To further judge the model performance, Receiver Operating Characteristic (ROC) curves and Precision Recall (PR) curves were calculated for each ablation structure network model and displayed in visualization in Figure 12. The ROC curves express the information between the incorrect segmentation of background pixels into vascular pixels and the correct segmentation of vascular pixels. When the proportion of these two is larger, the PR curve can better reflect the real situation of pixel classification. As far as the experimental results are concerned, the area occupied by the ROC curve and PR curve of MTPA_Unet is the largest in all three data sets. This indicates that the method in this paper achieves the best results on the retinal vessel segmentation task, and is able to utilize the long-distance dependence and local information in combination. It is also able to extract the positional relationships between retinal vessel pixels and take into account the deep and shallow feature information, resulting in the best performance of the model.

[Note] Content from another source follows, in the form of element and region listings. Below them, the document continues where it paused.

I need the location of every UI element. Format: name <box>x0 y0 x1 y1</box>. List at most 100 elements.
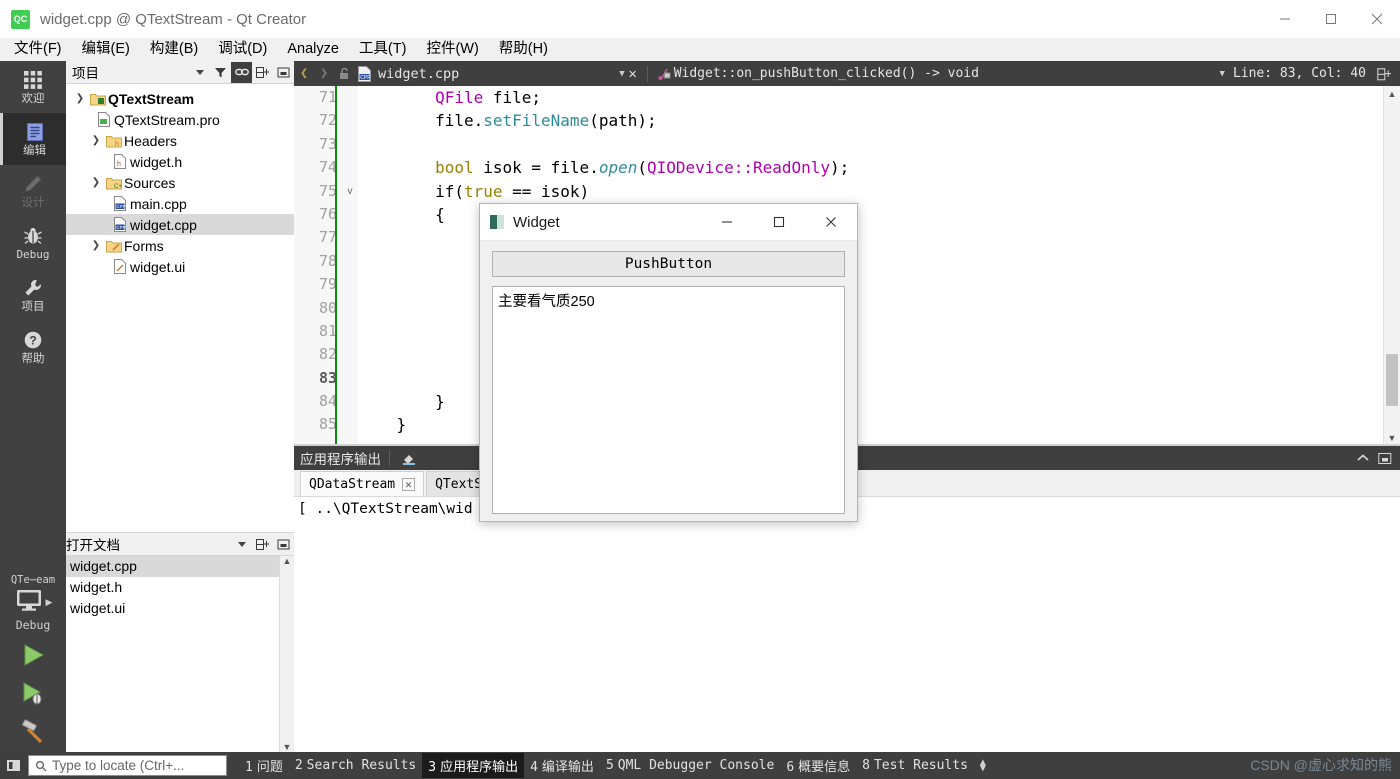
status-item-application-output[interactable]: 3 应用程序输出 <box>422 753 525 778</box>
maximize-icon[interactable] <box>753 204 805 240</box>
output-tab-qdatastream[interactable]: QDataStream ✕ <box>300 471 425 496</box>
menu-build[interactable]: 构建(B) <box>140 38 208 61</box>
mode-debug[interactable]: Debug <box>0 217 66 269</box>
tree-label: Forms <box>124 237 164 254</box>
scrollbar-thumb[interactable] <box>1386 354 1398 406</box>
open-documents-scrollbar[interactable]: ▲ ▼ <box>279 556 294 752</box>
code-line: QFile file; <box>435 88 542 107</box>
mode-selector-bar: 欢迎 编辑 设计 Debug 项目 ? 帮助 QTe⋯eam ▶ Debug <box>0 61 66 752</box>
tree-item-widget-ui[interactable]: widget.ui <box>66 256 294 277</box>
menu-tools[interactable]: 工具(T) <box>349 38 417 61</box>
tree-item-qtextstream-project[interactable]: ❯ QTextStream <box>66 88 294 109</box>
close-pane-icon[interactable] <box>273 534 294 555</box>
tree-item-forms-folder[interactable]: ❯ Forms <box>66 235 294 256</box>
tree-item-pro-file[interactable]: QTextStream.pro <box>66 109 294 130</box>
menu-file[interactable]: 文件(F) <box>4 38 72 61</box>
editor-tab-filename[interactable]: widget.cpp <box>378 66 459 82</box>
split-add-icon[interactable] <box>1374 61 1394 86</box>
sidebar-toggle-icon[interactable] <box>0 752 26 779</box>
fold-blank <box>342 109 358 132</box>
run-button[interactable] <box>0 638 66 676</box>
link-icon[interactable] <box>231 61 252 83</box>
tree-item-main-cpp[interactable]: CPP main.cpp <box>66 193 294 214</box>
close-icon[interactable]: ✕ <box>402 477 416 491</box>
scroll-up-icon[interactable]: ▲ <box>283 556 292 566</box>
status-item-general-messages[interactable]: 6 概要信息 <box>780 753 856 778</box>
minimize-icon[interactable] <box>1262 0 1308 38</box>
tree-label: Headers <box>124 132 177 149</box>
status-item-test-results[interactable]: 8 Test Results <box>856 755 974 776</box>
close-document-icon[interactable]: ✕ <box>625 66 641 82</box>
project-tree: ❯ QTextStream QTextStream.pro ❯ h Header <box>66 84 294 532</box>
status-item-number: 4 <box>530 760 538 775</box>
mode-help[interactable]: ? 帮助 <box>0 321 66 373</box>
open-doc-item[interactable]: widget.cpp <box>66 556 294 577</box>
fold-collapse-icon[interactable]: v <box>342 180 358 203</box>
close-icon[interactable] <box>805 204 857 240</box>
menu-edit[interactable]: 编辑(E) <box>72 38 140 61</box>
chevron-expanded-icon[interactable]: ❯ <box>88 135 104 146</box>
project-panel-tools <box>210 61 294 83</box>
split-add-icon[interactable] <box>252 62 273 83</box>
project-side-panel: 项目 ❯ QTextStream QTextStream.pro ❯ h Hea… <box>66 61 294 752</box>
chevron-up-icon[interactable] <box>1352 446 1374 470</box>
mode-design[interactable]: 设计 <box>0 165 66 217</box>
output-console-text: [ ..\QTextStream\wid <box>294 497 1400 755</box>
minimize-pane-icon[interactable] <box>1374 446 1396 470</box>
output-pane-updown-icon[interactable]: ▲ ▼ <box>980 757 986 773</box>
status-item-qml-debugger-console[interactable]: 5 QML Debugger Console <box>600 755 780 776</box>
chevron-expanded-icon[interactable]: ❯ <box>72 93 88 104</box>
open-doc-item[interactable]: widget.ui <box>66 598 294 619</box>
menu-help[interactable]: 帮助(H) <box>489 38 558 61</box>
close-icon[interactable] <box>1354 0 1400 38</box>
status-item-search-results[interactable]: 2 Search Results <box>289 755 422 776</box>
scroll-down-icon[interactable]: ▼ <box>283 742 292 752</box>
kit-selector[interactable]: QTe⋯eam ▶ Debug <box>0 574 66 638</box>
chevron-down-icon[interactable] <box>189 62 210 83</box>
chevron-down-icon[interactable] <box>231 534 252 555</box>
scroll-up-icon[interactable]: ▲ <box>1384 86 1400 102</box>
split-add-icon[interactable] <box>252 534 273 555</box>
start-debugging-button[interactable] <box>0 676 66 714</box>
bug-icon <box>23 225 43 247</box>
mode-projects[interactable]: 项目 <box>0 269 66 321</box>
chevron-expanded-icon[interactable]: ❯ <box>88 177 104 188</box>
editor-scrollbar[interactable]: ▲ ▼ <box>1383 86 1400 446</box>
cpp-file-icon: CPP <box>110 196 130 211</box>
widget-application-window[interactable]: Widget PushButton 主要看气质250 <box>479 203 858 522</box>
open-doc-item[interactable]: widget.h <box>66 577 294 598</box>
wrench-icon <box>23 277 43 299</box>
menu-widgets[interactable]: 控件(W) <box>416 38 488 61</box>
minimize-icon[interactable] <box>701 204 753 240</box>
widget-window-title: Widget <box>513 213 560 231</box>
text-edit-area[interactable]: 主要看气质250 <box>492 286 845 514</box>
menu-debug[interactable]: 调试(D) <box>208 38 277 61</box>
close-pane-icon[interactable] <box>273 62 294 83</box>
chevron-right-icon[interactable]: ❯ <box>314 61 334 86</box>
build-button[interactable] <box>0 714 66 752</box>
current-symbol-label[interactable]: Widget::on_pushButton_clicked() -> void <box>674 66 979 81</box>
locator-input[interactable]: Type to locate (Ctrl+... <box>28 755 227 776</box>
code-folding-column[interactable]: v <box>342 86 358 446</box>
mode-edit[interactable]: 编辑 <box>0 113 66 165</box>
status-item-compile-output[interactable]: 4 编译输出 <box>524 753 600 778</box>
tree-item-widget-cpp[interactable]: CPP widget.cpp <box>66 214 294 235</box>
open-documents-list: widget.cpp widget.h widget.ui ▲ ▼ <box>66 556 294 752</box>
widget-content: PushButton 主要看气质250 <box>480 241 857 526</box>
chevron-left-icon[interactable]: ❮ <box>294 61 314 86</box>
status-item-issues[interactable]: 1 问题 <box>239 753 289 778</box>
filter-icon[interactable] <box>210 62 231 83</box>
mode-welcome[interactable]: 欢迎 <box>0 61 66 113</box>
chevron-expanded-icon[interactable]: ❯ <box>88 240 104 251</box>
status-item-number: 6 <box>786 760 795 775</box>
tree-item-sources-folder[interactable]: ❯ C+ Sources <box>66 172 294 193</box>
tree-item-widget-h[interactable]: h widget.h <box>66 151 294 172</box>
unlock-icon[interactable] <box>334 61 354 86</box>
menu-analyze[interactable]: Analyze <box>277 38 349 61</box>
tree-item-headers-folder[interactable]: ❯ h Headers <box>66 130 294 151</box>
maximize-icon[interactable] <box>1308 0 1354 38</box>
push-button[interactable]: PushButton <box>492 251 845 277</box>
tree-label: main.cpp <box>130 195 187 212</box>
clear-output-icon[interactable] <box>398 446 420 470</box>
chevron-down-icon[interactable]: ▼ <box>1220 69 1225 79</box>
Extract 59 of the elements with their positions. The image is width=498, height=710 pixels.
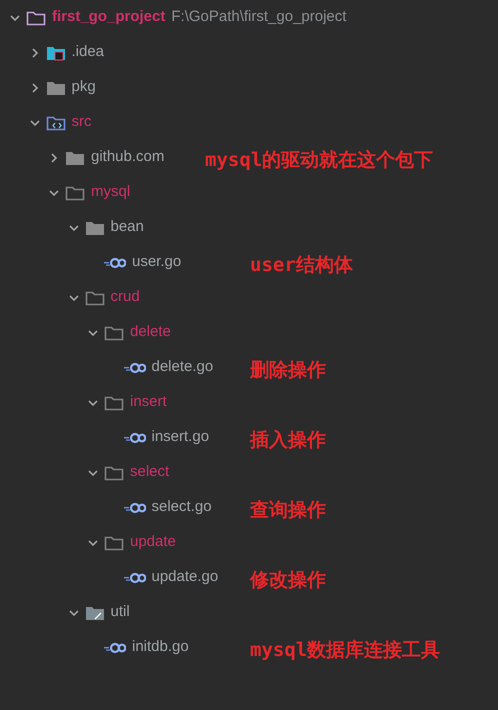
folder-icon [104, 534, 124, 550]
annotation: user结构体 [250, 253, 353, 278]
chevron-down-icon[interactable] [30, 118, 40, 128]
go-file-icon [104, 256, 126, 268]
chevron-down-icon[interactable] [68, 292, 78, 302]
file-name[interactable]: delete.go [152, 356, 214, 379]
go-file-icon [124, 502, 146, 514]
chevron-down-icon[interactable] [88, 468, 98, 478]
folder-name[interactable]: mysql [91, 181, 130, 204]
folder-name[interactable]: bean [110, 216, 144, 239]
file-name[interactable]: insert.go [152, 426, 210, 449]
folder-icon [46, 44, 66, 60]
go-file-icon [124, 362, 146, 374]
file-name[interactable]: initdb.go [132, 636, 189, 659]
annotation: mysql数据库连接工具 [250, 638, 440, 663]
chevron-down-icon[interactable] [88, 538, 98, 548]
chevron-right-icon[interactable] [49, 152, 59, 162]
chevron-down-icon[interactable] [49, 188, 59, 198]
annotation: 查询操作 [250, 498, 326, 523]
file-name[interactable]: update.go [152, 566, 218, 589]
chevron-right-icon[interactable] [30, 48, 40, 58]
folder-name[interactable]: first_go_project [52, 6, 166, 29]
source-folder-icon [46, 114, 66, 130]
folder-icon [84, 290, 104, 306]
annotation: 修改操作 [250, 568, 326, 593]
folder-icon [65, 150, 85, 166]
folder-icon [46, 80, 66, 96]
folder-icon [65, 184, 85, 200]
file-name[interactable]: select.go [152, 496, 212, 519]
folder-icon [84, 604, 104, 620]
go-file-icon [104, 642, 126, 654]
folder-name[interactable]: util [110, 601, 130, 624]
folder-icon [84, 220, 104, 236]
folder-icon [104, 394, 124, 410]
chevron-down-icon[interactable] [88, 398, 98, 408]
folder-icon [104, 324, 124, 340]
folder-name[interactable]: crud [110, 286, 140, 309]
annotation: 删除操作 [250, 358, 326, 383]
go-file-icon [124, 572, 146, 584]
folder-icon [104, 464, 124, 480]
annotation: 插入操作 [250, 428, 326, 453]
folder-name[interactable]: insert [130, 391, 167, 414]
file-name[interactable]: user.go [132, 251, 182, 274]
folder-name[interactable]: delete [130, 321, 171, 344]
folder-name[interactable]: select [130, 461, 170, 484]
annotation: mysql的驱动就在这个包下 [205, 148, 434, 173]
project-path: F:\GoPath\first_go_project [171, 7, 346, 28]
folder-name[interactable]: github.com [91, 146, 164, 169]
folder-name[interactable]: pkg [72, 76, 96, 99]
go-file-icon [124, 432, 146, 444]
folder-name[interactable]: update [130, 531, 176, 554]
folder-name[interactable]: src [72, 111, 92, 134]
chevron-down-icon[interactable] [68, 222, 78, 232]
folder-icon [26, 10, 46, 26]
chevron-down-icon[interactable] [10, 12, 20, 22]
chevron-down-icon[interactable] [88, 328, 98, 338]
chevron-right-icon[interactable] [30, 82, 40, 92]
folder-name[interactable]: .idea [72, 41, 104, 64]
chevron-down-icon[interactable] [68, 608, 78, 618]
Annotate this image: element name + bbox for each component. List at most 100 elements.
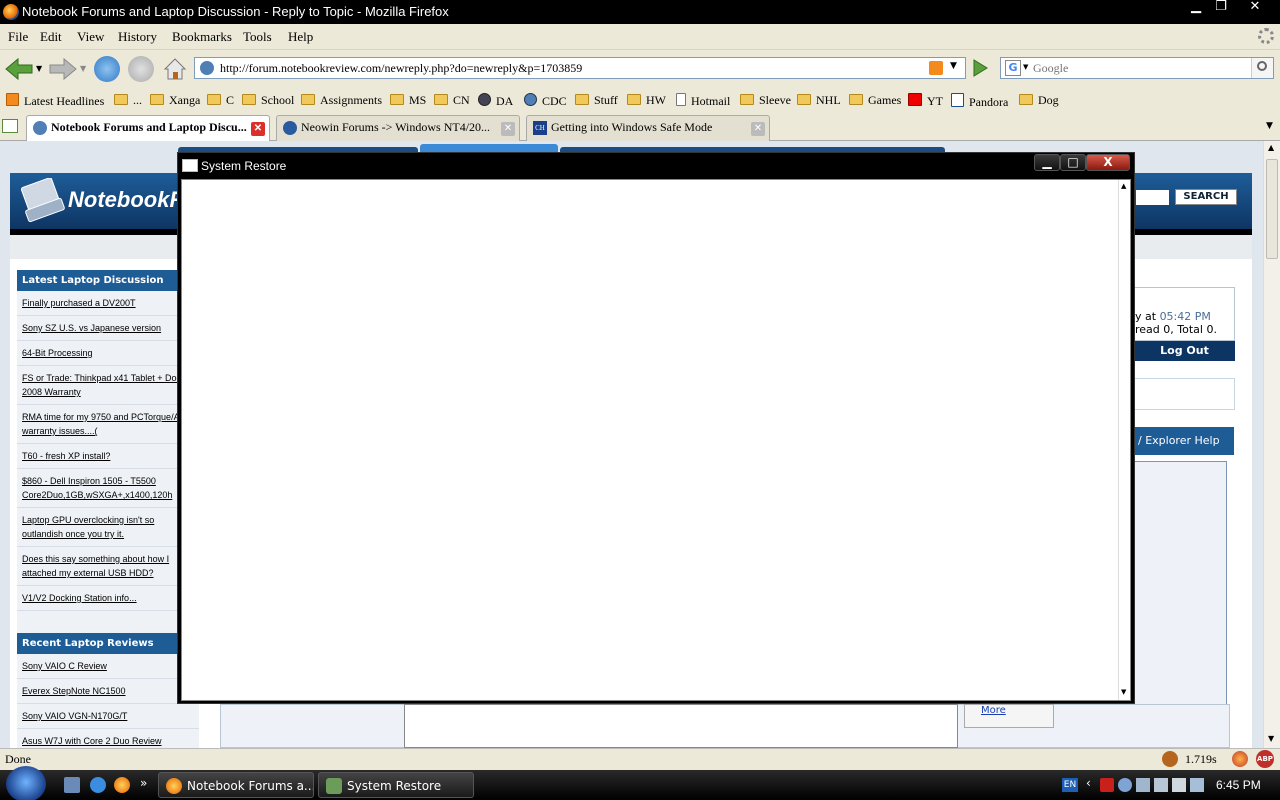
tab-notebook-forums[interactable]: Notebook Forums and Laptop Discu... ✕ — [26, 115, 270, 141]
sidebar-link[interactable]: V1/V2 Docking Station info... — [17, 586, 199, 611]
sidebar-link[interactable]: T60 - fresh XP install? — [17, 444, 199, 469]
extension-icon[interactable] — [1232, 751, 1248, 767]
bookmark-dog[interactable]: Dog — [1019, 93, 1059, 108]
show-desktop-icon[interactable] — [64, 777, 80, 793]
bookmark-games[interactable]: Games — [849, 93, 901, 108]
ie-icon[interactable] — [90, 777, 106, 793]
sidebar-link[interactable]: Sony VAIO VGN-N170G/T — [17, 704, 199, 729]
start-button[interactable] — [6, 766, 46, 800]
tray-app-icon[interactable] — [1118, 778, 1132, 792]
url-dropdown-icon[interactable]: ▼ — [950, 61, 957, 71]
bookmark-stuff[interactable]: Stuff — [575, 93, 618, 108]
address-bar[interactable]: http://forum.notebookreview.com/newreply… — [194, 57, 966, 79]
stop-icon[interactable] — [128, 56, 154, 82]
volume-icon[interactable] — [1172, 778, 1186, 792]
menu-history[interactable]: History — [118, 29, 157, 45]
sidebar-link[interactable]: $860 - Dell Inspiron 1505 - T5500 Core2D… — [17, 469, 199, 508]
sidebar-link[interactable]: FS or Trade: Thinkpad x41 Tablet + Dock … — [17, 366, 199, 405]
rss-feed-icon[interactable] — [929, 61, 943, 75]
forward-icon[interactable] — [48, 57, 78, 81]
sidebar-link[interactable]: 64-Bit Processing — [17, 341, 199, 366]
bookmark-cdc[interactable]: CDC — [524, 93, 567, 109]
sidebar-link[interactable]: Finally purchased a DV200T — [17, 291, 199, 316]
tray-expand-icon[interactable]: ‹ — [1086, 776, 1091, 790]
url-text[interactable]: http://forum.notebookreview.com/newreply… — [220, 61, 582, 76]
firefox-quicklaunch-icon[interactable] — [114, 777, 130, 793]
tray-device-icon[interactable] — [1136, 778, 1150, 792]
menu-tools[interactable]: Tools — [243, 29, 272, 45]
new-tab-icon[interactable] — [2, 119, 18, 133]
bookmark-c[interactable]: C — [207, 93, 234, 108]
menu-edit[interactable]: Edit — [40, 29, 62, 45]
menu-view[interactable]: View — [77, 29, 104, 45]
search-go-icon[interactable] — [1251, 58, 1273, 78]
menu-help[interactable]: Help — [288, 29, 313, 45]
sidebar-link[interactable]: RMA time for my 9750 and PCTorque/ATS wa… — [17, 405, 199, 444]
scroll-down-icon[interactable]: ▼ — [1268, 734, 1274, 743]
dialog-scrollbar[interactable]: ▲ ▼ — [1118, 180, 1130, 700]
adblock-icon[interactable]: ABP — [1256, 750, 1274, 768]
engine-dropdown-icon[interactable]: ▼ — [1023, 63, 1028, 71]
security-icon[interactable] — [1100, 778, 1114, 792]
sidebar-link[interactable]: Asus W7J with Core 2 Duo Review — [17, 729, 199, 748]
tab-list-icon[interactable]: ▼ — [1266, 121, 1273, 131]
menu-file[interactable]: File — [8, 29, 28, 45]
back-dropdown-icon[interactable]: ▼ — [36, 64, 42, 73]
quicklaunch-more-icon[interactable]: » — [140, 776, 147, 790]
close-button[interactable]: ✕ — [1242, 0, 1268, 16]
firebug-icon[interactable] — [1162, 751, 1178, 767]
dialog-minimize-button[interactable]: ▁ — [1034, 154, 1060, 171]
search-engine-icon[interactable]: G — [1005, 60, 1021, 76]
tab-safe-mode[interactable]: CH Getting into Windows Safe Mode ✕ — [526, 115, 770, 141]
task-system-restore[interactable]: System Restore — [318, 772, 474, 798]
bookmark-assignments[interactable]: Assignments — [301, 93, 382, 108]
tab-neowin[interactable]: Neowin Forums -> Windows NT4/20... ✕ — [276, 115, 520, 141]
home-icon[interactable] — [162, 56, 188, 82]
site-search-button[interactable]: SEARCH — [1175, 189, 1237, 205]
site-search-input[interactable] — [1136, 190, 1169, 205]
sidebar-link[interactable]: Laptop GPU overclocking isn't so outland… — [17, 508, 199, 547]
reload-icon[interactable] — [94, 56, 120, 82]
tab-close-icon[interactable]: ✕ — [251, 122, 265, 136]
search-input[interactable] — [1033, 59, 1247, 77]
sidebar-link[interactable]: Everex StepNote NC1500 — [17, 679, 199, 704]
go-icon[interactable] — [970, 57, 990, 79]
bookmark-xanga[interactable]: Xanga — [150, 93, 200, 108]
logout-button[interactable]: Log Out — [1134, 341, 1235, 361]
tab-close-icon[interactable]: ✕ — [501, 122, 515, 136]
bookmark-hotmail[interactable]: Hotmail — [676, 93, 730, 109]
back-icon[interactable] — [4, 57, 34, 81]
bookmark-hw[interactable]: HW — [627, 93, 666, 108]
search-box[interactable]: G ▼ — [1000, 57, 1274, 79]
bookmark-yt[interactable]: YT — [908, 93, 943, 109]
network-icon[interactable] — [1154, 778, 1168, 792]
bookmark-school[interactable]: School — [242, 93, 294, 108]
minimize-button[interactable]: ▁ — [1183, 0, 1209, 16]
more-link[interactable]: More — [981, 705, 1006, 716]
bookmark-ellipsis[interactable]: ... — [114, 93, 142, 108]
bookmark-nhl[interactable]: NHL — [797, 93, 841, 108]
bookmark-pandora[interactable]: Pandora — [951, 93, 1008, 110]
forward-dropdown-icon[interactable]: ▼ — [80, 64, 86, 73]
task-firefox[interactable]: Notebook Forums a... — [158, 772, 314, 798]
system-clock[interactable]: 6:45 PM — [1216, 778, 1261, 792]
dialog-close-button[interactable]: X — [1086, 154, 1130, 171]
page-scrollbar[interactable]: ▲ ▼ — [1263, 141, 1280, 748]
bookmark-sleeve[interactable]: Sleeve — [740, 93, 791, 108]
bookmark-latest-headlines[interactable]: Latest Headlines — [6, 93, 104, 109]
explorer-help-link[interactable]: / Explorer Help — [1134, 427, 1234, 455]
bookmark-da[interactable]: DA — [478, 93, 513, 109]
bookmark-cn[interactable]: CN — [434, 93, 470, 108]
restore-button[interactable]: ❐ — [1208, 0, 1234, 16]
scroll-down-icon[interactable]: ▼ — [1121, 688, 1126, 696]
scroll-thumb[interactable] — [1266, 159, 1278, 259]
sidebar-link[interactable]: Sony VAIO C Review — [17, 654, 199, 679]
sidebar-link[interactable]: Sony SZ U.S. vs Japanese version — [17, 316, 199, 341]
tab-close-icon[interactable]: ✕ — [751, 122, 765, 136]
sidebar-link[interactable]: Does this say something about how I atta… — [17, 547, 199, 586]
dialog-maximize-button[interactable]: □ — [1060, 154, 1086, 171]
bookmark-ms[interactable]: MS — [390, 93, 426, 108]
scroll-up-icon[interactable]: ▲ — [1121, 182, 1126, 190]
scroll-up-icon[interactable]: ▲ — [1268, 143, 1274, 152]
language-indicator[interactable]: EN — [1062, 778, 1078, 792]
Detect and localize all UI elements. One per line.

Figure 12. PR and ROC curves for each ablation structure.

6. Conclusions

The MTPA_Unet retinal vessel segmentation network model proposed in this paper jointly uses Transformer and convolutional neural network to help improve the performance of the network model. Since the connection between two distant pixels on an image is important for more accurate retinal vessel segmentation, the convolutional neural network is utilized to extract the long-distance dependencies while taking advantage of the convolutional neural network for local information extraction. The proposed TPA module can further enhance the acquisition of retinal vessel location information, having richer feature information to be fully used in the refinement process. The multi-resolution image input and the utilization of shallow feature information further alleviate the problems of blurred boundaries of segmentation results and inaccurate capillary segmentation. We trained and tested the MTPA_Unet network model proposed in this paper on the DRIVE, CHASEDB1, and STARE datasets. The evaluation shows that the model has achieved good results in terms of Accuracy and Dice. Comparison experiments were also designed to compare and analyze the evaluation results with other popular methods to visually demonstrate the segmentation details of each network model on the retinal vessel task. The comparison of the segmentation results and the analytical discussion show that the MTPA_Unet network model proposed in this paper is more advantageous compared with other methods. Future research will aim to further improve the accuracy of the network model for the retinal vessel segmentation task without sacrificing time and storage.